The society is based largely on Graves' own reconstruction of prehistoric Greece and the Aegean, as suggested in the novel "Hercules My Shipmate" (also, I believe, published as "The Golden Fleece"), and set out more fully in "The White Goddess" and the introduction and notes in "The Greek Myths." The latter two books are formally non-fiction, but "The White Goddess" is, in my opinion, probably the best fantasy novel ever written which does not have a developed narrative or an obvious plot. (Not a view Graves would have appreciated.)
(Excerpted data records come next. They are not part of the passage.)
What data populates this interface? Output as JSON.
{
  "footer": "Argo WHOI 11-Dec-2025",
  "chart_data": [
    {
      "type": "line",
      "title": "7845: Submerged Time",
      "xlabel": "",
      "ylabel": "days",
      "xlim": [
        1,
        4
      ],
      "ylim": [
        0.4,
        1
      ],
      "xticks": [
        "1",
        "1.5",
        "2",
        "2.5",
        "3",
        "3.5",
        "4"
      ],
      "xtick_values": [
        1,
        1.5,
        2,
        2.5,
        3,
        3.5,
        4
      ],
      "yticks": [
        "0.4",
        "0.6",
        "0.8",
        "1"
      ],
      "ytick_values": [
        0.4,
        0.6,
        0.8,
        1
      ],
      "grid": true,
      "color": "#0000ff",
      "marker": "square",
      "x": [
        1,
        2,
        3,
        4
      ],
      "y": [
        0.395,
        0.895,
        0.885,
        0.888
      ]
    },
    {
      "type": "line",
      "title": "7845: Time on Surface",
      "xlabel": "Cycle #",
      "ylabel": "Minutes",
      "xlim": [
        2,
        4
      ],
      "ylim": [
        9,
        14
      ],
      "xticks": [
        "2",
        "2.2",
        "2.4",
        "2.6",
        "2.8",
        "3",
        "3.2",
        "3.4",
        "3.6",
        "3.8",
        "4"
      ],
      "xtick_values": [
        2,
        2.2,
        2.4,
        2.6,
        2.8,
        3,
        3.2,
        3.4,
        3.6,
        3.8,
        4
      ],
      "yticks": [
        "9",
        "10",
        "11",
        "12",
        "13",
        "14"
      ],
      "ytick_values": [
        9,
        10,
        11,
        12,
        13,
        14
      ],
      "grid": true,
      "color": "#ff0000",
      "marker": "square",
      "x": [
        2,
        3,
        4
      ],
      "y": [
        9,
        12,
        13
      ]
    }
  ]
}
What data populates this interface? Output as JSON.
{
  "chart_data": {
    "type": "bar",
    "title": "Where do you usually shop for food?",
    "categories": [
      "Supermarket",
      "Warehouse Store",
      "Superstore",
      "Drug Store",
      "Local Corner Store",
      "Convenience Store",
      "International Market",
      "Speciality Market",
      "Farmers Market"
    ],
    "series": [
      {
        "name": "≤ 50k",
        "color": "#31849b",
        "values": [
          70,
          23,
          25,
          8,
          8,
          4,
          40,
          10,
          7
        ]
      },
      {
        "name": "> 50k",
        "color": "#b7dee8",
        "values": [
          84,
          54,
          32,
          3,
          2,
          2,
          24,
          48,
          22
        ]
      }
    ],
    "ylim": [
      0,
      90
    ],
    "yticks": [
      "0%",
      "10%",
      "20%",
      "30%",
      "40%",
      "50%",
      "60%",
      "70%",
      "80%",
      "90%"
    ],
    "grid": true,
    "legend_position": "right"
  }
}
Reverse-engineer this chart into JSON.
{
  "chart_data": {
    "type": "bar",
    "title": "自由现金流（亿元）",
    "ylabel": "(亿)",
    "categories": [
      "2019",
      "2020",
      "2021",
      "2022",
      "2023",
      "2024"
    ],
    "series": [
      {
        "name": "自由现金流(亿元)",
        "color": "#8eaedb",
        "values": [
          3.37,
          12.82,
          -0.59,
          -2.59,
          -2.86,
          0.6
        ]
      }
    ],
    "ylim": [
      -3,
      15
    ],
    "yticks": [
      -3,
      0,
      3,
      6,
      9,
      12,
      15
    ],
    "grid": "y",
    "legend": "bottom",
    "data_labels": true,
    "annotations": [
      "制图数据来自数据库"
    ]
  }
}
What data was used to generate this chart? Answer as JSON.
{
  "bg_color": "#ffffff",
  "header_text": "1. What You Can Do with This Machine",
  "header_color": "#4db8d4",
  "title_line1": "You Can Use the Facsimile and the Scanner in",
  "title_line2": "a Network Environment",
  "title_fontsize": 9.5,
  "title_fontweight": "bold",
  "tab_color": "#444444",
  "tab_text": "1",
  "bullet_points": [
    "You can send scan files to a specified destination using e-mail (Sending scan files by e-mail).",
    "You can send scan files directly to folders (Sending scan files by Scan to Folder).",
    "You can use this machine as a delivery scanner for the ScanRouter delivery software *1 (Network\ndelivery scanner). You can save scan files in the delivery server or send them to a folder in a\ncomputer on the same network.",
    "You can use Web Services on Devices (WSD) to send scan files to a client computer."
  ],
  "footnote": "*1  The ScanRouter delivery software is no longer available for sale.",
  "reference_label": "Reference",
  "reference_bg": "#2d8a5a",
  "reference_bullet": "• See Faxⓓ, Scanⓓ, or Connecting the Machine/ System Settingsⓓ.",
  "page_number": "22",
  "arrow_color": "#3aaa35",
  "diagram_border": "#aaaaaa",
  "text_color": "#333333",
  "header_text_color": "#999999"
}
"Seven Days in New Crete" does have a narrative, however. It was much admired by Fritz Leiber, a science fiction and fantasy writer of distinction, and a fine critic, who explored alternative societies in some of his own writings. (Mainly dystopian; as L. Sprague de Camp warned science fiction writers, utopias are insipid by virtue of their perfection). "Seven Days" is sure to intrigue anyone who has enjoyed Graves' books about antiquity, but it would be a poor introduction to his work. Those interested in utopian fiction in general will probably also find it of considerable interest.